Reporters : Dans votre intervention d’ouverture des JIPA 2020, vous avez soulevé avec insistance le besoin de revoir la politique des prix dans le secteur. Peut-on en savoir un peu plus sur ce qui, apparemment, est un frein à vos perspectives de croissance ?
Abdelouahed Kerrar : Il faut savoir en premier lieu que de par notre statut d’union professionnelle, nous avons notre mot à dire dans la procédure de fixation des prix des médicaments que nous produisons au niveau de nos unités de fabrication. Mais à ce jour, on continue d’ignorer quelle est la politique suivie réellement dans la fixation des prix. Pis encore, on n’a jamais été consultés. Je conçois que les pouvoirs publics ont toujours cherché à tirer vers le bas les prix parce qu’on importait la quasi-totalité de nos besoins en médicaments, mais, aujourd’hui, les choses ont changé, car, force est de constater que nous produisons actuellement plus de 50% de nos besoins. Donc notre politique devrait changer. Mais une procédure de fixation de prix a été adoptée au mois de juillet dernier sans que l’on soit consultés, bien que nous sommes un espace de concertation avec les pouvoirs publics. L’entrée en vigueur de la procédure est intervenue en septembre dernier avec comme exigence de rendre les prix du médicament les plus bas de la région avec lesquels l’Algérie se compare, à savoir la France, la Turquie, l’Egypte et nos voisins marocains et tunisiens. Cette fixation des prix à un niveau bas nous pénalise et nous freine. Devant cette procédure, nous n’avons eu de cesse de rappeler notre rôle social. Autant nous tenons à l’équilibre de la sécurité sociale, autant nous recrutons chaque année des centaines de jeunes diplômés et créons des postes d’emploi. Les pouvoirs publics se doivent de mener une politique qui puisse concilier un large accès aux soins avec le développement du tissu industriel.
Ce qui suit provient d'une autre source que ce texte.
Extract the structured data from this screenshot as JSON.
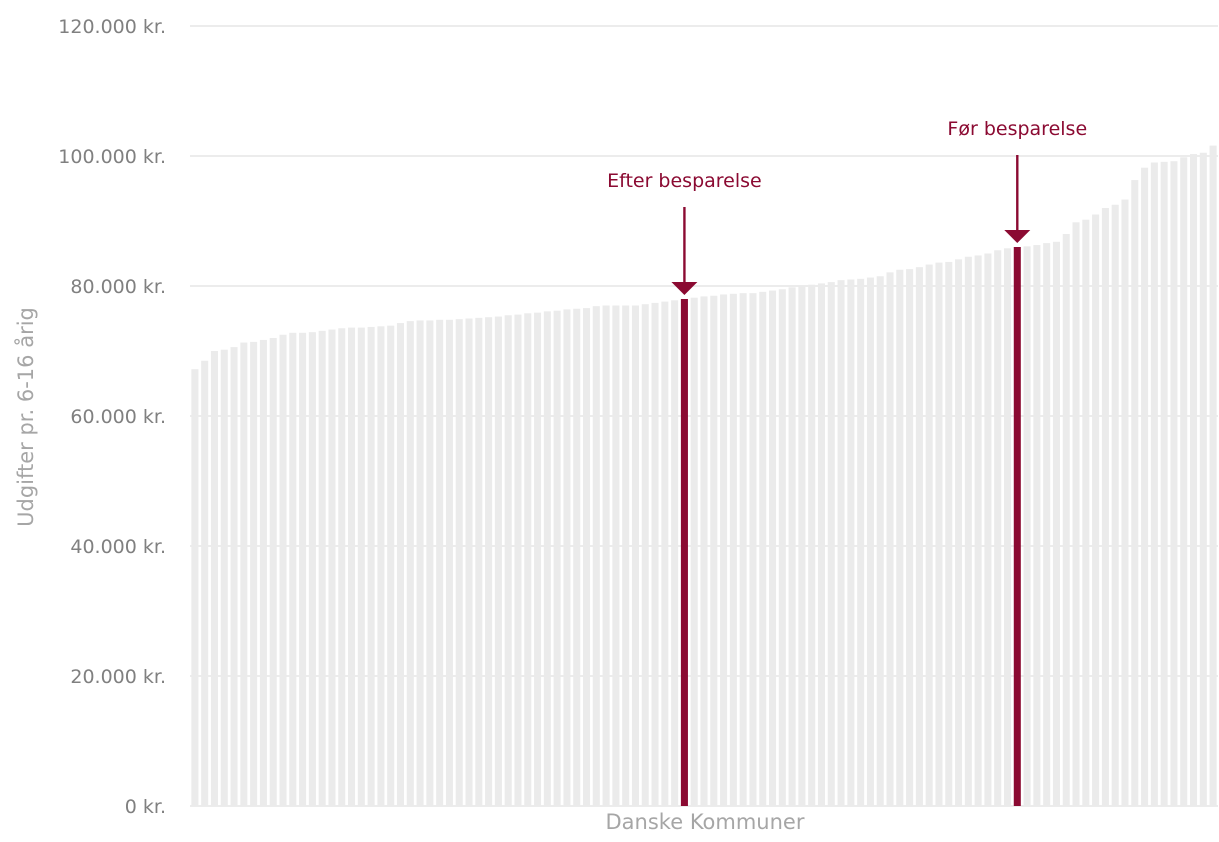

J’espère que les mesures annoncées par le ministre délégué à l’industrie pharmaceutique vont vite être mises en oeuvre sur le terrain.
Justement à propos de développement de notre industrie pharmaceutique, vous avez souligné que cela restait tributaire du facteur exportation. Sur ce point, qu elle est la stratégie ?
En effet, il faut savoir que le pays compte 95 unités de production de médicaments. C’est un tissu dense appelé à trouver des débouchés pour le surplus de production. En d’autres termes, vers l’export. Mais pour ce faire, il faudra que nos prix ne soient pas les plus bas par rapport aux pays voisins.
C’est la règle en vigueur. Et d’où l’intérêt à revoir à la hausse les prix des médicaments sortis d’usines. De notre côté, nous avons notre idée sur comment développer nos exportations de médicaments. A partir du moment où nous avons compilé tous les obstacles qui freinent les exportations, il nous a été facile à l’époque d’élaborer une stratégie qui puisse assurer des résultats concrets. En clair, les solutions que nous avons préconisées ont été transcrites dans un document que nous avons remis aux ex-ministres du Commerce. Aujourd’hui, après l’installation d’un délégué au commerce extérieur, nous espérons que nos solutions seront prises en compte. Nous attendons à ce que l’exportation qui était une alternative puisse devenir une nécessité pour nous, sinon nos unités vont se retrouver dans une très mauvaise posture et au risque de baisser rideau. J’espère que nous n’en arriverons pas là.